Bu mekanizmalar gebeliğin güvenilir bir şekilde korunmasına yol açar. Bir oral kontraseptifin yaygın istenmeyen yan etkileri şunlardır: mide bulantısı, Kusmak, Kilo almak, baş ağrısı, lekeler, Saç kaybı ve Döngü düzensizlikleri.

Bir başka önemli ancak daha nadir yan etki, Hap alırken tromboz. Östrojenler damar duvarlarında değişikliklere ve kan akışında yavaşlamaya neden olarak tromboz oluşumunu hızlandırabilir.
Tromboz riskini azaltmak için, bu nedenle düşük östrojen içerikli oral kontraseptifler önerilir.

Bunun gibi çeşitli gestajenler de vardır.
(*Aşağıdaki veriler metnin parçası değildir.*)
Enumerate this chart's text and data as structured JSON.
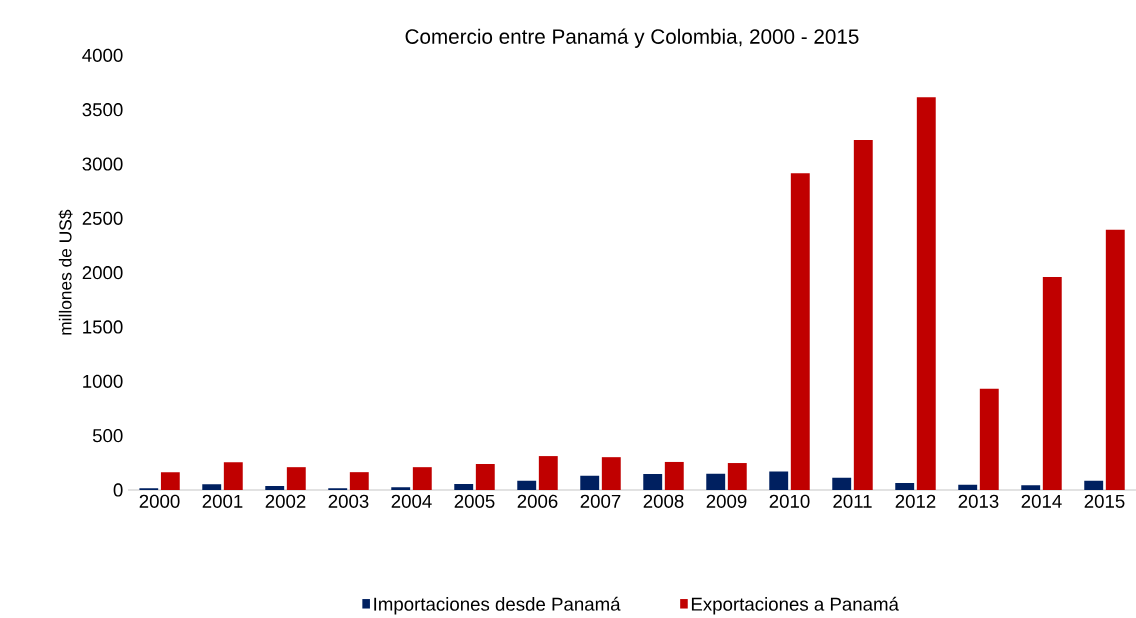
{
  "chart_data": {
    "type": "bar",
    "title": "Comercio entre Panamá y Colombia, 2000 - 2015",
    "ylabel": "millones de US$",
    "categories": [
      "2000",
      "2001",
      "2002",
      "2003",
      "2004",
      "2005",
      "2006",
      "2007",
      "2008",
      "2009",
      "2010",
      "2011",
      "2012",
      "2013",
      "2014",
      "2015"
    ],
    "series": [
      {
        "name": "Importaciones desde Panamá",
        "color": "#002060",
        "values": [
          16,
          52,
          36,
          16,
          26,
          55,
          85,
          130,
          147,
          150,
          171,
          113,
          64,
          49,
          43,
          86
        ]
      },
      {
        "name": "Exportaciones a Panamá",
        "color": "#c00000",
        "values": [
          164,
          256,
          210,
          164,
          210,
          239,
          312,
          302,
          258,
          248,
          2915,
          3220,
          3615,
          932,
          1960,
          2395
        ]
      }
    ],
    "ylim": [
      0,
      4000
    ],
    "yticks": [
      0,
      500,
      1000,
      1500,
      2000,
      2500,
      3000,
      3500,
      4000
    ],
    "grid": false,
    "legend": "bottom"
  }
}
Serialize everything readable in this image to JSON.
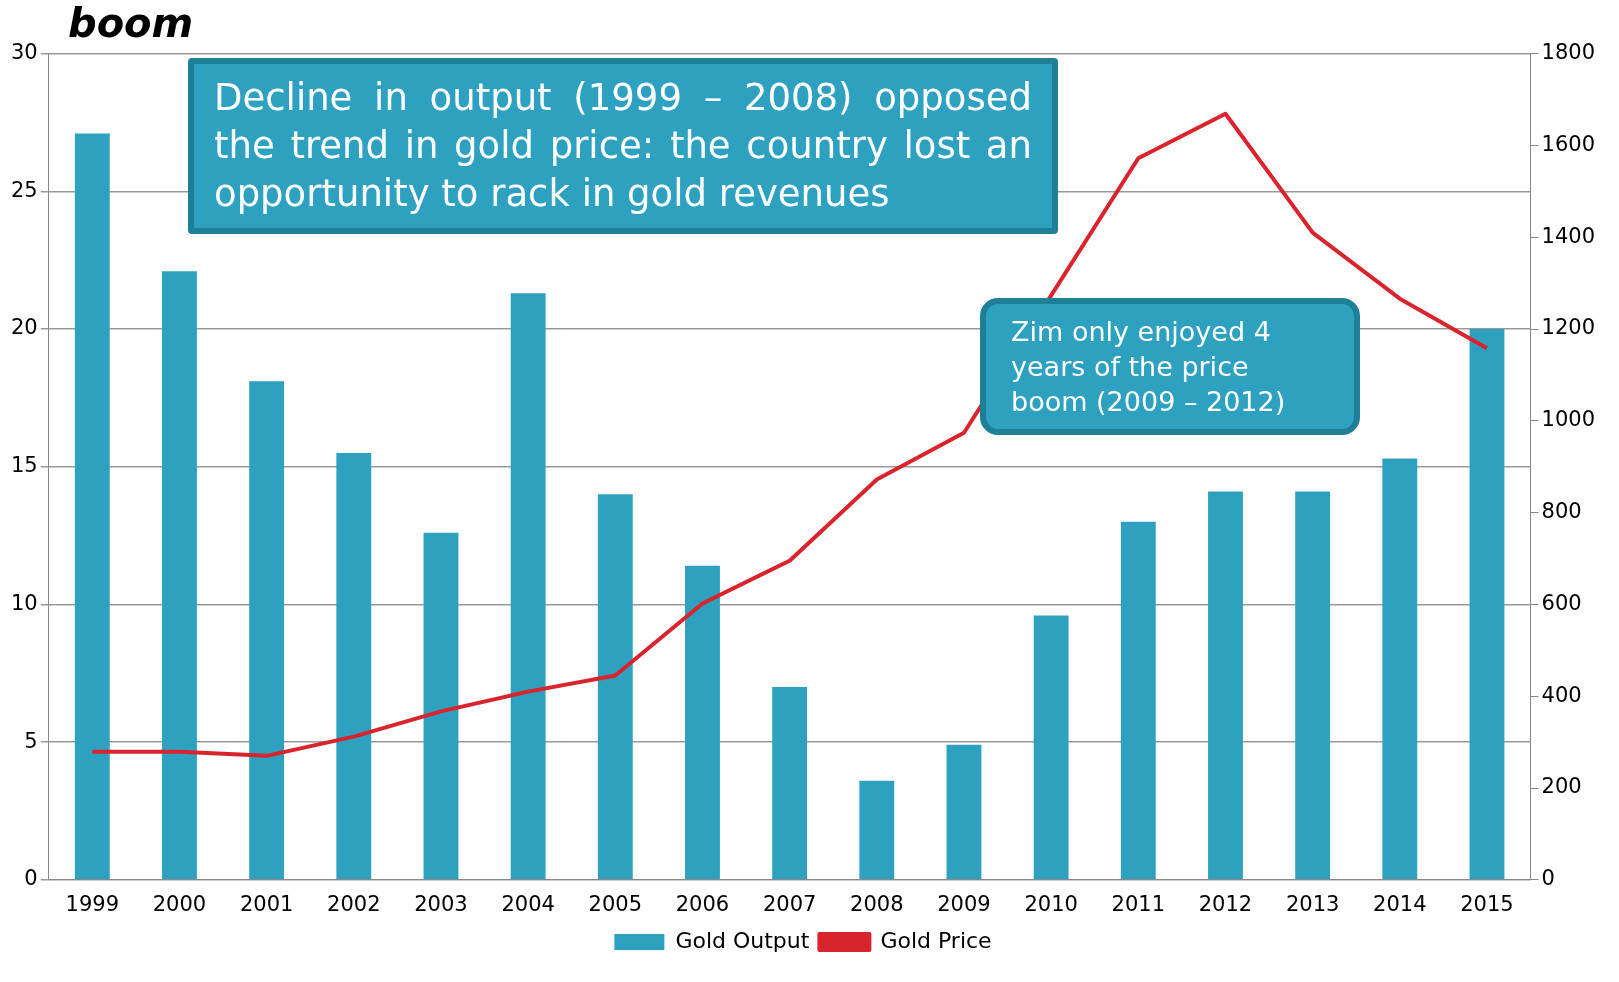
{
  "chart_data": {
    "type": "bar",
    "title": "boom",
    "categories": [
      "1999",
      "2000",
      "2001",
      "2002",
      "2003",
      "2004",
      "2005",
      "2006",
      "2007",
      "2008",
      "2009",
      "2010",
      "2011",
      "2012",
      "2013",
      "2014",
      "2015"
    ],
    "series": [
      {
        "name": "Gold Output",
        "color": "#2ea1c0",
        "values": [
          27.1,
          22.1,
          18.1,
          15.5,
          12.6,
          21.3,
          14.0,
          11.4,
          7.0,
          3.6,
          4.9,
          9.6,
          13.0,
          14.1,
          14.1,
          15.3,
          20.0
        ]
      },
      {
        "name": "Gold Price",
        "type": "line",
        "axis": "y2",
        "color": "#d9232d",
        "values": [
          279,
          279,
          270,
          312,
          367,
          410,
          445,
          602,
          695,
          872,
          974,
          null,
          1572,
          1669,
          1410,
          1266,
          1158
        ]
      }
    ],
    "ylim": [
      0,
      30
    ],
    "yticks": [
      0,
      5,
      10,
      15,
      20,
      25,
      30
    ],
    "y2lim": [
      0,
      1800
    ],
    "y2ticks": [
      0,
      200,
      400,
      600,
      800,
      1000,
      1200,
      1400,
      1600,
      1800
    ],
    "grid": "y",
    "legend": "bottom",
    "marker": "none",
    "annotations": [
      "Decline in output (1999 – 2008) opposed the trend in gold price: the country lost an opportunity to rack in gold revenues",
      "Zim only enjoyed 4 years of  the price boom (2009 – 2012)"
    ]
  }
}
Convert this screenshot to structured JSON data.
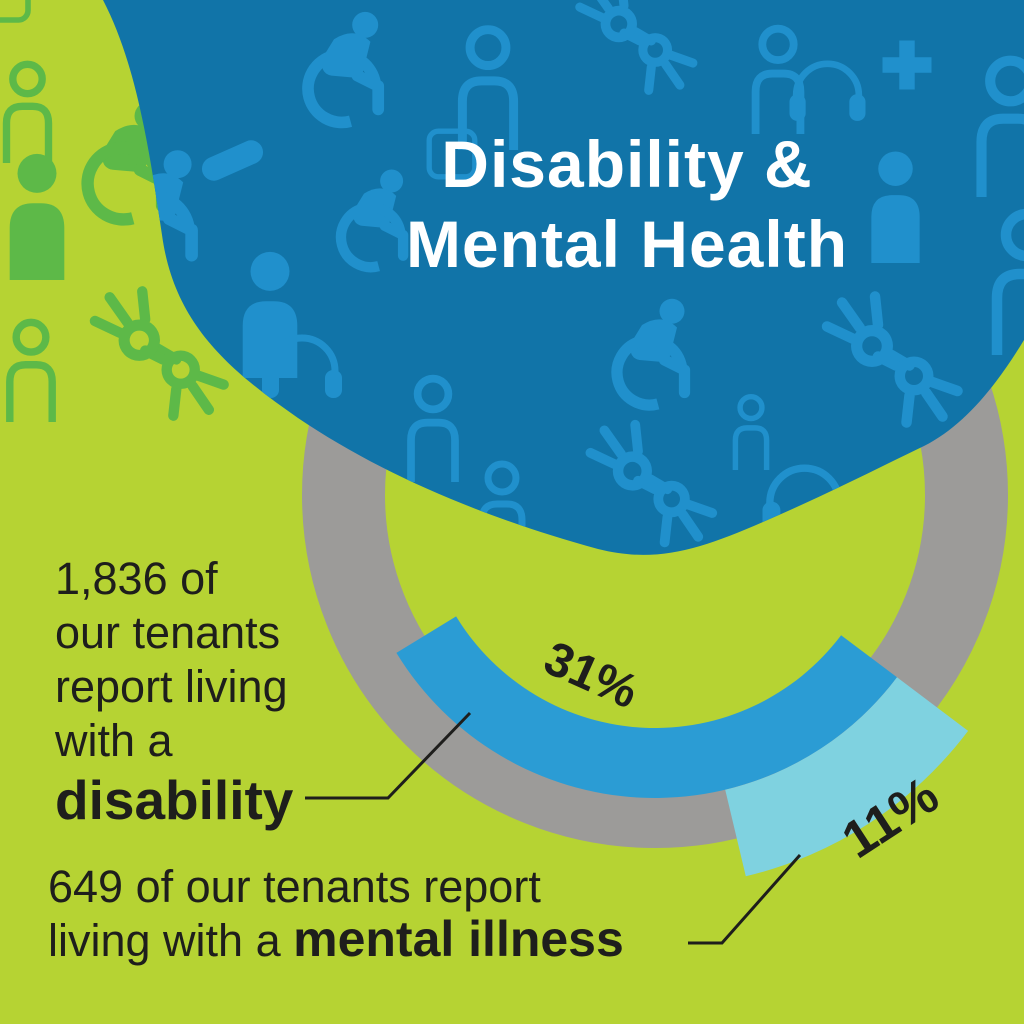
{
  "title": {
    "line1": "Disability &",
    "line2": "Mental Health"
  },
  "chart_data": {
    "type": "donut",
    "title": "Share of tenants reporting disability and mental illness",
    "legend_position": "annotations",
    "segments": [
      {
        "name": "disability",
        "label": "31%",
        "value": 31,
        "color": "#2b9cd4"
      },
      {
        "name": "mental-illness",
        "label": "11%",
        "value": 11,
        "color": "#7fd2e0"
      }
    ],
    "ring_color": "#9c9b99",
    "annotations": [
      {
        "text": "1,836 of our tenants report living with a disability",
        "points_to": "disability"
      },
      {
        "text": "649 of our tenants report living with a mental illness",
        "points_to": "mental-illness"
      }
    ]
  },
  "stats": [
    {
      "lines": [
        "1,836 of",
        "our tenants",
        "report living",
        "with a"
      ],
      "emphasis": "disability"
    },
    {
      "line1": "649 of our tenants report",
      "line2_prefix": "living with a ",
      "emphasis": "mental illness"
    }
  ],
  "colors": {
    "background": "#b6d333",
    "blob": "#1174a8",
    "pattern_green": "#5db948",
    "pattern_blue": "#2090cc",
    "ring": "#9c9b99",
    "ink": "#1e1e1c",
    "title_text": "#ffffff"
  },
  "icons": {
    "pattern": [
      "wheelchair-user",
      "person-outline",
      "person-filled",
      "headphones",
      "sign-language-hands",
      "medical-cross",
      "band-aid",
      "rounded-frame"
    ]
  }
}
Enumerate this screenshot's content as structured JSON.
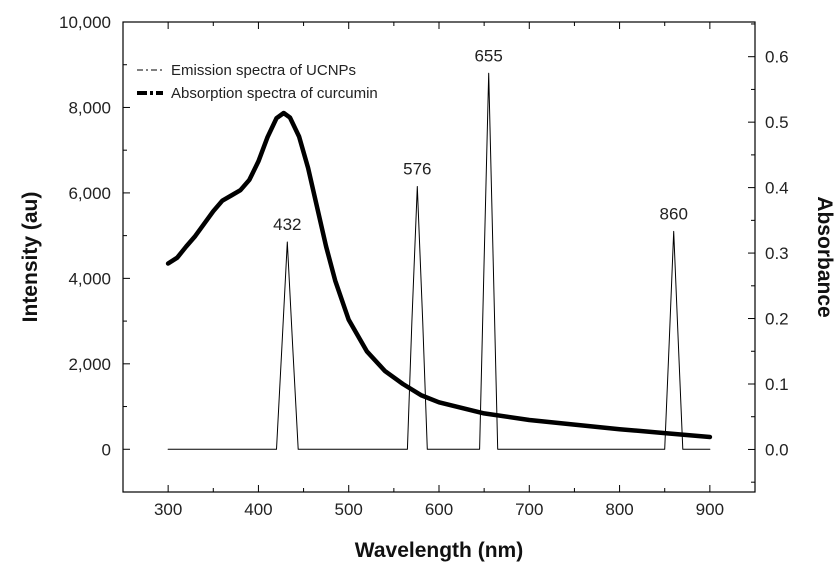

Levonorgestrellidüşük doz östrojen ile kombinasyon halinde diğer preparatlara göre daha düşük tromboz riski taşır. Özellikle sigara, obezite, pıhtılaşma bozukluğu veya 35 yaş üstü gibi diğer risk faktörleri olan kadınlarda, olumlu yan etki profiline sahip bir müstahzar kullanmaya özen gösterilmelidir.
Bacakta tromboz veya pulmoner emboli gibi diğer tromboembolik hastalıkları olan kadınlar inme oral kontraseptif kullanmamalıdır. Bir jinekolog, alternatif kontraseptif yöntemler hakkında bilgi sağlayabilir.